1. \begin{align*} && \frac12 &= \mathbb{P}(X \leq x_m) \\ \Leftrightarrow && \frac12 &= \mathbb{P}(e^X \leq e^{x_m} = y_m) \end{align*} Therefore the median is \(y_m = e^{x_m}\)
2. \begin{align*} && \mathbb{P}(Y \leq y) &= \mathbb{P}(e^X \leq y) \\ &&&= \mathbb{P}(X \leq \ln y) \\ &&&= F(\ln y) \\ \Rightarrow && f_Y(y) &= f(\ln y)/y \\ \\ && f'_Y(y) &= \frac{f'(\ln y) - f(\ln y)}{y^2} \end{align*} Therefore since the mode satisfies \(f'_Y = 0\) we must have \(f'(\ln \lambda ) = f(\ln \lambda)\)

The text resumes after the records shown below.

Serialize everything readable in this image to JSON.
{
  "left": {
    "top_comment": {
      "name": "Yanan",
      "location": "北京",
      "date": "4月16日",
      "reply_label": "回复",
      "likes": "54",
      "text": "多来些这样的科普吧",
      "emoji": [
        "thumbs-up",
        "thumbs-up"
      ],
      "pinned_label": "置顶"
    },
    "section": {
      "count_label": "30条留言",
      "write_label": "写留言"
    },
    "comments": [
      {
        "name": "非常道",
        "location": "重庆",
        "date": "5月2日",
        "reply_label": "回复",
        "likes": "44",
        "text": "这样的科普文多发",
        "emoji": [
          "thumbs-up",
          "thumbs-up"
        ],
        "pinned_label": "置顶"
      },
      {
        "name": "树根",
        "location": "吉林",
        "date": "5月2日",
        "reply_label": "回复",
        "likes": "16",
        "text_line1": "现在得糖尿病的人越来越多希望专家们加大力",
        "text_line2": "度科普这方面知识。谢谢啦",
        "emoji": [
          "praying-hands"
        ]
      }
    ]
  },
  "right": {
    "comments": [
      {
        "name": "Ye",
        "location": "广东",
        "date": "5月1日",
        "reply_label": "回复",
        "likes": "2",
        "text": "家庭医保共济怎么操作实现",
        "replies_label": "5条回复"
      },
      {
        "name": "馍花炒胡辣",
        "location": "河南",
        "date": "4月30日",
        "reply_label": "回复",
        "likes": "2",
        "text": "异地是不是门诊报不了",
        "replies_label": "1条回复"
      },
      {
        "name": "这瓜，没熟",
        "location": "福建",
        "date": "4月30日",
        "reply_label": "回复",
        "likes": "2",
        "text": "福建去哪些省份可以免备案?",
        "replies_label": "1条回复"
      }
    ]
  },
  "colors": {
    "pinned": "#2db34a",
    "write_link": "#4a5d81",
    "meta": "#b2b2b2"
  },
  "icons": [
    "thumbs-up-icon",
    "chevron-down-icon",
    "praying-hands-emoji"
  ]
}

3. This is the integral of the pdf of \(N(\mu + \sigma^2, \sigma^2)\) and therefore is clearly \(1\). \begin{align*} && \E[Y] &= \int_{-\infty}^{\infty} e^x \cdot \frac{1}{\sqrt{2\pi \sigma^2}} e^{-(x-\mu)^2/(2\sigma^2)} \d x \\ &&&= \frac{1}{\sqrt{2\pi \sigma^2}} \int_{-\infty}^{\infty} \exp (x - (x-\mu)^2/(2\sigma^2)) \d x\\ &&&= \frac{1}{\sqrt{2\pi \sigma^2}} \int_{-\infty}^{\infty} \exp ((2x \sigma^2- (x-\mu)^2)/(2\sigma^2)) \d x\\ &&&= \frac{1}{\sqrt{2\pi \sigma^2}} \int_{-\infty}^{\infty} \exp (-(x-\mu-\sigma^2)^2+2\mu \sigma^2-\sigma^4)/(2\sigma^2)) \d x\\ &&&= \frac{1}{\sqrt{2\pi \sigma^2}} \int_{-\infty}^{\infty} \exp (-(x-\mu+\sigma^2)^2)/(2\sigma^2)+\mu +\frac12\sigma^2) \d x\\ &&&= \e^{\mu +\frac12\sigma^2}\frac{1}{\sqrt{2\pi \sigma^2}} \int_{-\infty}^{\infty} \exp (-(x-\mu-\sigma^2)^2)/(2\sigma^2)) \d x\\ &&&= \e^{\mu +\frac12\sigma^2} \end{align*}
4. Notice that \(y_m = e^\mu < e^{\mu + \tfrac12 \sigma^2} = \E[Y]\), so it suffices to prove that \(\lambda < e^{\mu}\) Notice that \(f'(x) - f(x) = f(x)[-(x-\mu)/\sigma^2 - 1]\) and therefore \(\ln y - \mu = -\sigma^2\) so \(\lambda = e^{\mu - \sigma^2}\) which is clearly less than \(e^{\mu}\) as required.